しかし、顔は予想外の事に紅潮したままでいつもの凛々しさは感じられず、乙女を思わせる。
「その……好きと言うのは、Loveなのか? Likeじゃなくて?」
「分からないのなら何度でも言おう。好きだ、愛してる。この世の誰よりも」
「そ、そうか……すまない、少し混乱している。ちょっとだけ待ってくれ」
「……分かった」
何かを耐える様に目を閉じその場で立ち尽くすリヒターの姿をミカヤはボンヤリとした目で見つめる。
金髪青眼で背も高く、顔立ちも悪くない彼は改めてみるとドキリとしてしまう。
自分は彼の事をどう思っているのか。落ち着いてそう考えるはずだったにもかかわらず、何故か体は彼に近づいていた。

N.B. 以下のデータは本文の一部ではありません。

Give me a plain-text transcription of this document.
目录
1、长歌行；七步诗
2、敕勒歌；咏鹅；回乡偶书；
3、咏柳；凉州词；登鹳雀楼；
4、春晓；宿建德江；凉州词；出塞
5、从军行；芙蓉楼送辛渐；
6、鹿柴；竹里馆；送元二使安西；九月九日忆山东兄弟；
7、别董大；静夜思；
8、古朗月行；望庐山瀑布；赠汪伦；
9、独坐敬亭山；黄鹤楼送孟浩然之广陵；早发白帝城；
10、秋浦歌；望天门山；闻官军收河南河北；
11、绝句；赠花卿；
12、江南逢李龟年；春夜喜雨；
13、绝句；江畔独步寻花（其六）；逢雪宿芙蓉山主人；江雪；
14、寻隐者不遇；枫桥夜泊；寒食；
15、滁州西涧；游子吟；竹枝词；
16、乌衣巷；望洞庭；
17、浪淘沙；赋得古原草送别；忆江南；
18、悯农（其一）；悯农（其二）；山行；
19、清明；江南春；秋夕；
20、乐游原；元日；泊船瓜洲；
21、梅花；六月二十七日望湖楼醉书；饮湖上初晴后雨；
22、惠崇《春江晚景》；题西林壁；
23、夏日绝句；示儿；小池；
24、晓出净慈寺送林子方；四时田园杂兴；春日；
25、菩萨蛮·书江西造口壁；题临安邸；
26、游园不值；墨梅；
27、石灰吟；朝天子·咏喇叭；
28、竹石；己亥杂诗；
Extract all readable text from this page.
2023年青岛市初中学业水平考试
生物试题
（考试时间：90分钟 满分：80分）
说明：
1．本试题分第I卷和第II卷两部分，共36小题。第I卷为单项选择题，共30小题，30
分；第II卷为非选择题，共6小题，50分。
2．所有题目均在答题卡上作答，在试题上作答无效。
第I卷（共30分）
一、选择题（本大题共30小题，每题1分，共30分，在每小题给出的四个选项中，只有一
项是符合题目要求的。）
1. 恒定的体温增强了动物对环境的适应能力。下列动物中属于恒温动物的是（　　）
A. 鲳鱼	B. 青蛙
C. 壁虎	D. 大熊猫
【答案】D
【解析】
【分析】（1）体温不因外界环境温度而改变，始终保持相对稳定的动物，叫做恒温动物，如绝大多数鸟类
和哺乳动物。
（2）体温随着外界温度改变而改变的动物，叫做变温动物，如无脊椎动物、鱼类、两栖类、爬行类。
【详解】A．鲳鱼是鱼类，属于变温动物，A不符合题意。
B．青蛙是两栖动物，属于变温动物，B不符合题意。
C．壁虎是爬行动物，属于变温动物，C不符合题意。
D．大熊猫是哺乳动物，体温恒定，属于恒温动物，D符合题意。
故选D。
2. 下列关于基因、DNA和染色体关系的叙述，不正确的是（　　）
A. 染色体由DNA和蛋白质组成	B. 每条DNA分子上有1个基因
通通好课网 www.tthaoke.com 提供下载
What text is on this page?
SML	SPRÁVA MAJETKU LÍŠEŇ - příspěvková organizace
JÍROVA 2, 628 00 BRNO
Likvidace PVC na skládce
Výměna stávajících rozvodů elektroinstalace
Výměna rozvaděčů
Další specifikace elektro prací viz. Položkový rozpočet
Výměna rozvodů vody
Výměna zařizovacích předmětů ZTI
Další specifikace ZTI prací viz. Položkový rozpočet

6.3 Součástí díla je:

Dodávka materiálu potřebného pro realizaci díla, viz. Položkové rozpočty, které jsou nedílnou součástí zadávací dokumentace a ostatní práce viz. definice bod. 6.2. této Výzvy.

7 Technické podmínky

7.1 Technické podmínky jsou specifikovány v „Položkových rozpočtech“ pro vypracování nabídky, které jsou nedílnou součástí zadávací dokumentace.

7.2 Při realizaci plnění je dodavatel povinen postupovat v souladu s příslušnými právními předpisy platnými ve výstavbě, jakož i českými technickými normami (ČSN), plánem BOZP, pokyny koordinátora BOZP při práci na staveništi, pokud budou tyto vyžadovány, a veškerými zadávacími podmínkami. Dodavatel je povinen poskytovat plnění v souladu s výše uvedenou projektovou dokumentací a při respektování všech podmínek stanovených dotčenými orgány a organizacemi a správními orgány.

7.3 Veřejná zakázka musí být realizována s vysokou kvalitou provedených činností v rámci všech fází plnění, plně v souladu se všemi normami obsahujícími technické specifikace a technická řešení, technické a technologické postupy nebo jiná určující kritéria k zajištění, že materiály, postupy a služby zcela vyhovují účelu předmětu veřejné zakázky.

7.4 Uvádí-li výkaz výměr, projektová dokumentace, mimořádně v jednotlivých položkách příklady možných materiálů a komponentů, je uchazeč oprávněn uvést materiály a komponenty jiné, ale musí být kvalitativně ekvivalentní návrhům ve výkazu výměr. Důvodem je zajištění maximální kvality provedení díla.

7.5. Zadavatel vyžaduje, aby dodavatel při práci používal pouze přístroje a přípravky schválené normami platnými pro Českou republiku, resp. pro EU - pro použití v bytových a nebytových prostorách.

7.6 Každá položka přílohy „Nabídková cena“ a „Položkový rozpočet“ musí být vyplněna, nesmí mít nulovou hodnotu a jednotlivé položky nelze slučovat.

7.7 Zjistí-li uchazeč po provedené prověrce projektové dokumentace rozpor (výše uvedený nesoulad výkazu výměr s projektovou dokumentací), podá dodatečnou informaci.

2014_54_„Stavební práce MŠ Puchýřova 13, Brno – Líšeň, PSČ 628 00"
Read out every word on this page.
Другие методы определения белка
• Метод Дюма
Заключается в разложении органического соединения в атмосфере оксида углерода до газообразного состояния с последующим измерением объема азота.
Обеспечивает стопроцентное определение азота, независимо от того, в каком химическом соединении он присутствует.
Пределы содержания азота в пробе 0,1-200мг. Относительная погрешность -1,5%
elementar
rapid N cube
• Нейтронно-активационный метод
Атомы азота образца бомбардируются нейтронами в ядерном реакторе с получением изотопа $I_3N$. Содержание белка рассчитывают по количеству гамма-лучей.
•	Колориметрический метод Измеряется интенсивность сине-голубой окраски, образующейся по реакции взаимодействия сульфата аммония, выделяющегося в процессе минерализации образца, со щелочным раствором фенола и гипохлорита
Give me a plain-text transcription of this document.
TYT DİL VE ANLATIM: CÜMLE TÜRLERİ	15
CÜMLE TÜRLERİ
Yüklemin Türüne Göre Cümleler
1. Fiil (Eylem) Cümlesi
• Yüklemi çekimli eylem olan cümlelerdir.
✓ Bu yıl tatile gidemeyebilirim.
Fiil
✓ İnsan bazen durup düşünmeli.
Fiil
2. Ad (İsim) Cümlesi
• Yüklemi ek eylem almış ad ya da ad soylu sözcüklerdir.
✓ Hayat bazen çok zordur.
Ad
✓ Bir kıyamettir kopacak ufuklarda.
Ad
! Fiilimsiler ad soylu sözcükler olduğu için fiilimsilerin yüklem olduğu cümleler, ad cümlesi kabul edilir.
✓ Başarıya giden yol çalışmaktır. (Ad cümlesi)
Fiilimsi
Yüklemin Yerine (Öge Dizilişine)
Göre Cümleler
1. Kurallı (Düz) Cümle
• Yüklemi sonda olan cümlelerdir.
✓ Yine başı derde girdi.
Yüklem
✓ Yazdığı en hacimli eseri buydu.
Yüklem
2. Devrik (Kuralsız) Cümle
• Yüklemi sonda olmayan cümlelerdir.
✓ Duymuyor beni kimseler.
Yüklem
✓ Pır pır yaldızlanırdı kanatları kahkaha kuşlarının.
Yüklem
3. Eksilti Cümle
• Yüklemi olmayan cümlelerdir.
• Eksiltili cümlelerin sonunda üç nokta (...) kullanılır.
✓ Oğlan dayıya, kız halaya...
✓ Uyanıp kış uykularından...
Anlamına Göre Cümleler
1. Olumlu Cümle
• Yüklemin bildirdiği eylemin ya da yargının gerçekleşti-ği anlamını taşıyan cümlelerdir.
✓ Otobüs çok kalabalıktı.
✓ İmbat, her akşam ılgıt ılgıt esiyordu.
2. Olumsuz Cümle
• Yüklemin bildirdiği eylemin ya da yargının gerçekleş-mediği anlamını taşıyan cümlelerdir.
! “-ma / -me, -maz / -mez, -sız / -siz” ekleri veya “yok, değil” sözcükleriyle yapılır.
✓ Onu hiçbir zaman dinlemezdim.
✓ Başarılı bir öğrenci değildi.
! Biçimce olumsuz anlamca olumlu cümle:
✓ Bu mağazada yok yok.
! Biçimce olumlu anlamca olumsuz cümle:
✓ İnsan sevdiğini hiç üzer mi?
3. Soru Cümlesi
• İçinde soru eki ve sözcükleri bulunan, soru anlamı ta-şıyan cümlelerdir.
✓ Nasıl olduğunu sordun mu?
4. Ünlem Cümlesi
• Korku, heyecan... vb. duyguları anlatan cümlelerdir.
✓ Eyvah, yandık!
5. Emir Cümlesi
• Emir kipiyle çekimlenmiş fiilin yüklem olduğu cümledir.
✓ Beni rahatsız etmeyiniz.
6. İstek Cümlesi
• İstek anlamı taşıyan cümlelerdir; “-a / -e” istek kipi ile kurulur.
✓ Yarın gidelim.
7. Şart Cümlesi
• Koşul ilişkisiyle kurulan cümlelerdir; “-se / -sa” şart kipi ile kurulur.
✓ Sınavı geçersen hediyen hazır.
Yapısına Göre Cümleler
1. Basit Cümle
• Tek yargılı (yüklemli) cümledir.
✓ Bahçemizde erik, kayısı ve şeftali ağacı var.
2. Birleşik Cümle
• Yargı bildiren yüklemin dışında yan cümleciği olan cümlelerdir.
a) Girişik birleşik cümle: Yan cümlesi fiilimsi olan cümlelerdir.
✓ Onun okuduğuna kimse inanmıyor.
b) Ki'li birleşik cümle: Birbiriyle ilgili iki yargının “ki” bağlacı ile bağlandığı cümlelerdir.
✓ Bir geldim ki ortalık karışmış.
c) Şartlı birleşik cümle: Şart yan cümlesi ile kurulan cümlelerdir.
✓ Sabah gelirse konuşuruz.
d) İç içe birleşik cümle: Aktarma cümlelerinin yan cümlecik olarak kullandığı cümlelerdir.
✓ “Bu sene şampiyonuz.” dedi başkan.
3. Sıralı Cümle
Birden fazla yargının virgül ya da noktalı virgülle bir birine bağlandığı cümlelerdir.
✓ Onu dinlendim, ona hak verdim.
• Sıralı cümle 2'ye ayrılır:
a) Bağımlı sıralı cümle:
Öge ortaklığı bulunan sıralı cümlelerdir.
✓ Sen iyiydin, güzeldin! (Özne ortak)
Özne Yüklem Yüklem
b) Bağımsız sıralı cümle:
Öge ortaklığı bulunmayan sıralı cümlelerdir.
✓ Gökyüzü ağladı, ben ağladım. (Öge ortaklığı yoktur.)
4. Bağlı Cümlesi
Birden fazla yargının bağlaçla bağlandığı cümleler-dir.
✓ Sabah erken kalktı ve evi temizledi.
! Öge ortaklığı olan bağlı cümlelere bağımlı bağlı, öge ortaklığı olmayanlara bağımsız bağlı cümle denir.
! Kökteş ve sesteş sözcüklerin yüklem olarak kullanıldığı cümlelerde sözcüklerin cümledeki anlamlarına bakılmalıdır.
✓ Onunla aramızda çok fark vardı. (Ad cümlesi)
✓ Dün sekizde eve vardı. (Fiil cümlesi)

止めようと思えば止められる。だが彼女には止める気が起きなかった。
目前に迫る彼の顔、そして触れ合う唇。驚いて目を見開く彼。
そこまでなって彼女はようやく気づく。
「なんだ……私も君のことが……大好きなんだな」
悪友として過ごしてきたが、彼と居るといつも居心地がよかった。
燃える様な恋慕に駆られることは無かったが彼が他の女性と居ると面白くなかった。
冗談で好きと言ってもどこか冗談のような気がしなかった。
今まで気づかなかったのがおかしい程に愛していたのだ。
「それじゃあ……俺と付き合ってくれるか?」
「ああ、喜んでだ」
満面の笑みで微笑みかける彼女を彼は強く抱きしめる。
痛みを感じる程だが今はそれが心地よい。
彼女は彼の耳元に息を吹き替える様に囁く。
「浮気は許さないからね?」
「お前以外は愛さないさ」
「ふふ、そう言ってもらえて嬉しいよ」
甘い言葉をささやきながら彼女もまた、強く彼を抱きしめるのだった。